(This item originally appeared at Forbes.com on May 2, 2017.)
One of the interesting themes that I took away from attending the Kemp Foundation’s Kemp Forum on Exchange Rates and the Dollar, on April 20 in Washington DC, was that there are three clear options for our world monetary future. These three options are much the same as was presented in a similar conference, held 34 years earlier, in 1983. And, they were the same three options that were on the table at Bretton Woods in 1944. Although people might favor one option over another, nevertheless, they seem to agree that there are three main options to choose from.
This is good, because it simplifies the cacophony of discussion regarding monetary issues. We don’t have to discuss everything under the sun.
The three options are: 1) floating currency chaos; 2) a unified system based on some floating-fiat central bank, exemplified by the eurozone and ECB; 3) a unified system based on gold.
By a “unified system,” I mean a system in which currency exchange rates are fixed. This is already common: most of the governments in the world fix their currencies’ exchange rates to one of the major international currencies, such as the dollar or euro.
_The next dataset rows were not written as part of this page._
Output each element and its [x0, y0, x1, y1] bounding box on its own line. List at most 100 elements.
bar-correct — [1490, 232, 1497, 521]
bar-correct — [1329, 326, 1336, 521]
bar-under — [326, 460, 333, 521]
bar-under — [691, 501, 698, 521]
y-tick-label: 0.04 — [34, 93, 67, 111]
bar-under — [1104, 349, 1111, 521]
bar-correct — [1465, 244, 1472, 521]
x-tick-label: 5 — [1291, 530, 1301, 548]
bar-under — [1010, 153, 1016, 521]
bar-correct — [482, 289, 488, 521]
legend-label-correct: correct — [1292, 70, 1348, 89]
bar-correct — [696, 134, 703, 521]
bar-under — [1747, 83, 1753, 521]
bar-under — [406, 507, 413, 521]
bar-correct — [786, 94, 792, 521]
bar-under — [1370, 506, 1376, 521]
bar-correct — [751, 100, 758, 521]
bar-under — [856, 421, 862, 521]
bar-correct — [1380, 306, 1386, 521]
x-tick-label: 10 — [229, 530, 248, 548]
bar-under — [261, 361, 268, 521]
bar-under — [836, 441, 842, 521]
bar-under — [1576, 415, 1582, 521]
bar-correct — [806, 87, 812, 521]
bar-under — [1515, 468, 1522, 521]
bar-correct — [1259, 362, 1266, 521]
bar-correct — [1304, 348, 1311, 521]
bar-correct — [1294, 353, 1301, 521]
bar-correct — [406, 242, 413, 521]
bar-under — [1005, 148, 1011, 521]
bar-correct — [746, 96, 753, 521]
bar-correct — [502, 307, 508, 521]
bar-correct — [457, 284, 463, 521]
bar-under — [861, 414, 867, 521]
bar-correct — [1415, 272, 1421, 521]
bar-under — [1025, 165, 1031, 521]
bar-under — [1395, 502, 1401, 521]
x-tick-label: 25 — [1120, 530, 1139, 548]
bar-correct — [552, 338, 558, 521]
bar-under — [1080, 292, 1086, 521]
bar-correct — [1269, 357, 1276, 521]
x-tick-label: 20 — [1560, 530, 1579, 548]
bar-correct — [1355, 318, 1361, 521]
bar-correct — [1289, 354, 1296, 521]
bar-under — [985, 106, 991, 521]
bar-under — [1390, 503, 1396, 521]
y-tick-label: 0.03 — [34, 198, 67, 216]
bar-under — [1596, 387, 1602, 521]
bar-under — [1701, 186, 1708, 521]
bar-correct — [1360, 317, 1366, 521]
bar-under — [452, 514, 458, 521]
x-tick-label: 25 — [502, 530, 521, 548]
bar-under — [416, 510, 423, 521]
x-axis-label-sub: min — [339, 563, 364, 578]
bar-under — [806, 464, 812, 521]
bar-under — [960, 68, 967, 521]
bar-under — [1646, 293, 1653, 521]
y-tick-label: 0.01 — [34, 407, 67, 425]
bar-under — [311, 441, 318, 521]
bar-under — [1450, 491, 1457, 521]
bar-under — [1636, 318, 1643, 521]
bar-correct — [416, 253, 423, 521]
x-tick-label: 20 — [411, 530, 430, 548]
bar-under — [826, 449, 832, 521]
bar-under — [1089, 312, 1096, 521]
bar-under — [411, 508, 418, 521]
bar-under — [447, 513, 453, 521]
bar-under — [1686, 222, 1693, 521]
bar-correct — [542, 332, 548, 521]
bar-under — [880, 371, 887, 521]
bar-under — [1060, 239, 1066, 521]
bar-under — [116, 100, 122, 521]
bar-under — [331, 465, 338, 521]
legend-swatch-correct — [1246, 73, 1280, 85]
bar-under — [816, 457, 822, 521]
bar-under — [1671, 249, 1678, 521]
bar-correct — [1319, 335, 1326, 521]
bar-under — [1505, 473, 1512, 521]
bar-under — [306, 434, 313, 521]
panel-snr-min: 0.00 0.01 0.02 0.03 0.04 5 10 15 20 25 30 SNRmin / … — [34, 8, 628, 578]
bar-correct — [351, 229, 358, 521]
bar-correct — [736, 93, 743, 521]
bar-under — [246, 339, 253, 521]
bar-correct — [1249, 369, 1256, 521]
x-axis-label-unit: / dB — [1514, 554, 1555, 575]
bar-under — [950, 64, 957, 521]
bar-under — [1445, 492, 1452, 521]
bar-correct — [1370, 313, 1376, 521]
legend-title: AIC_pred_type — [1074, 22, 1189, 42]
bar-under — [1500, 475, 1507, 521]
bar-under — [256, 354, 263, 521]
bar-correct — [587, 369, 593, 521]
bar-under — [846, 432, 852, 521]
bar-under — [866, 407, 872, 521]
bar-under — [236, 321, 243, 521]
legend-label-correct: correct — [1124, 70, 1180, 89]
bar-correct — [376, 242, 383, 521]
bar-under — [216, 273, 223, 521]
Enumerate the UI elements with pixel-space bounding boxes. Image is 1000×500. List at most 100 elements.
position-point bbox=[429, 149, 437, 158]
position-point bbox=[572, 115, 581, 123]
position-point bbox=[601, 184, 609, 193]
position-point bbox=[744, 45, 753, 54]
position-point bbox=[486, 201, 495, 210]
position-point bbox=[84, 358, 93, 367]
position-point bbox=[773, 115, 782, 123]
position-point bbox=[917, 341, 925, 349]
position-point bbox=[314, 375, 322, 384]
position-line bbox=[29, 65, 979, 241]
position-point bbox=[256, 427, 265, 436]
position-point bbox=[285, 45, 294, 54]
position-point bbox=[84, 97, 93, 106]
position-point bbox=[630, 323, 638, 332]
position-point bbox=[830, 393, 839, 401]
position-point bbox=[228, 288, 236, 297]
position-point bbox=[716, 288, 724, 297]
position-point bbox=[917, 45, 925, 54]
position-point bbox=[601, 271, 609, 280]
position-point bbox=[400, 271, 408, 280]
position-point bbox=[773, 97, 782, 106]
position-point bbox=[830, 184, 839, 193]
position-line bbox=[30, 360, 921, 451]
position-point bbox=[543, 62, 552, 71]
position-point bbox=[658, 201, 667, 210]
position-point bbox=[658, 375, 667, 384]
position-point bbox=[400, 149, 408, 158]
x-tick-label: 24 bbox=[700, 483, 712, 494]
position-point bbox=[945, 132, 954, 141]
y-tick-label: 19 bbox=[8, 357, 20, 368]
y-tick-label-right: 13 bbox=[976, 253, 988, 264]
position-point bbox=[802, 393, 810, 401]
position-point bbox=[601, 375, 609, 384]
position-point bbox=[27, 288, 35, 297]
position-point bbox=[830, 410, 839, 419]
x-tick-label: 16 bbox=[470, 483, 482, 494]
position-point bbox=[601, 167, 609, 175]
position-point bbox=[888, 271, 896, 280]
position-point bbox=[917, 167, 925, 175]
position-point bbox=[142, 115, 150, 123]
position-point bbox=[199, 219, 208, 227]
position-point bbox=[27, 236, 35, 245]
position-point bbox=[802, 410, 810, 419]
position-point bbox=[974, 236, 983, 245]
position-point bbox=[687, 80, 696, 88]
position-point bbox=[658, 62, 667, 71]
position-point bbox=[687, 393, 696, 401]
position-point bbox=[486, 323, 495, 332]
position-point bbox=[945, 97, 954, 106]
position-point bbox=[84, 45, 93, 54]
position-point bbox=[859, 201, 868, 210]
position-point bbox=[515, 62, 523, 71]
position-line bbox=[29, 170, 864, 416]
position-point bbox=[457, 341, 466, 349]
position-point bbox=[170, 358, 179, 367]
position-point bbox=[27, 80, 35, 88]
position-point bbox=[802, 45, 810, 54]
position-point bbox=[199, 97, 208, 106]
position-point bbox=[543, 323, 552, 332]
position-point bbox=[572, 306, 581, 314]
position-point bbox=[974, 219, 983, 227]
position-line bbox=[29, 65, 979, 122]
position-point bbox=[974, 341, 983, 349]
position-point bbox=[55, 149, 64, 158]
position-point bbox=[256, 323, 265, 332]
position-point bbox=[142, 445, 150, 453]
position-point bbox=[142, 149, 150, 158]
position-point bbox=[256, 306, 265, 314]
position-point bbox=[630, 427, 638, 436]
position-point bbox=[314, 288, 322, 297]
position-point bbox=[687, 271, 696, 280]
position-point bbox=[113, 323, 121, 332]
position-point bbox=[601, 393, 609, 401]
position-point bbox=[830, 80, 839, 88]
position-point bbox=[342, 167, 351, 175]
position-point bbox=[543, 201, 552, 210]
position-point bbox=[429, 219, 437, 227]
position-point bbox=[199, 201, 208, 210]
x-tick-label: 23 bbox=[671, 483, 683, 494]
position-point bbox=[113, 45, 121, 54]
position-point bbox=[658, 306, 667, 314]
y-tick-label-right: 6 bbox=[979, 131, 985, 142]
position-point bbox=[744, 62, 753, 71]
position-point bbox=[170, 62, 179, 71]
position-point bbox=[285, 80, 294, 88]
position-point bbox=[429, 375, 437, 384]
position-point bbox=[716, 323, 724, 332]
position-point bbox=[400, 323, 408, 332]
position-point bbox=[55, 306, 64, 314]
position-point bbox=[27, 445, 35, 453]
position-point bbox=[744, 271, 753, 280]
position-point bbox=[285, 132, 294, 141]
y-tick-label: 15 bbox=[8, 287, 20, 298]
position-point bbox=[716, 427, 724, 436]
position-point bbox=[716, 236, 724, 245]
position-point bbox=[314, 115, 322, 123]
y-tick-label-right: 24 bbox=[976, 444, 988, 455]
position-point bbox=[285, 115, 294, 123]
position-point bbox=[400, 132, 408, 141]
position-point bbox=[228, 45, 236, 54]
They form “currency blocs.” (A shared currency, like the euro, is a variant on the principle.) These currency blocs are often formed via ill-designed “currency pegs,” rather than reliable currency boards, and, as a consequence, often fail. But, nevertheless, a fixed exchange rate is the policy goal, even if it is not always achieved.
The world always had a “unified system,” based on gold and silver, and then, by the late nineteenth century, based on gold alone. The whole world was one “currency bloc” based on gold. Exchange rates were fixed.
A unified system based on some central floating-fiat currency, managed by a world central bank, is much the same idea, but on the “PhD standard” rather than the “gold standard.” The euro and ECB are an example of the principle. If all the countries in the world linked their currencies to the euro, via a currency board for example, we would have Option Two.
“Floating fiat chaos” – many currencies going up and down independently and chaotically – is our present state of affairs. It is generally regarded as problematic and destructive, which is why most governments avoid it as much as possible, preferring instead to belong to some shared currency bloc. One purpose of the euro and eurozone was for Europe to achieve a way to avoid this mess.
By the end of the 1930s, the world had largely descended into “floating fiat chaos.” A series of devaluations during that decade led to floating currencies worldwide, and various capital controls. This was such a mess that, at a meeting at Bretton Woods, New Hampshire in 1944, the Allied governments decided that it was not acceptable for the postwar period.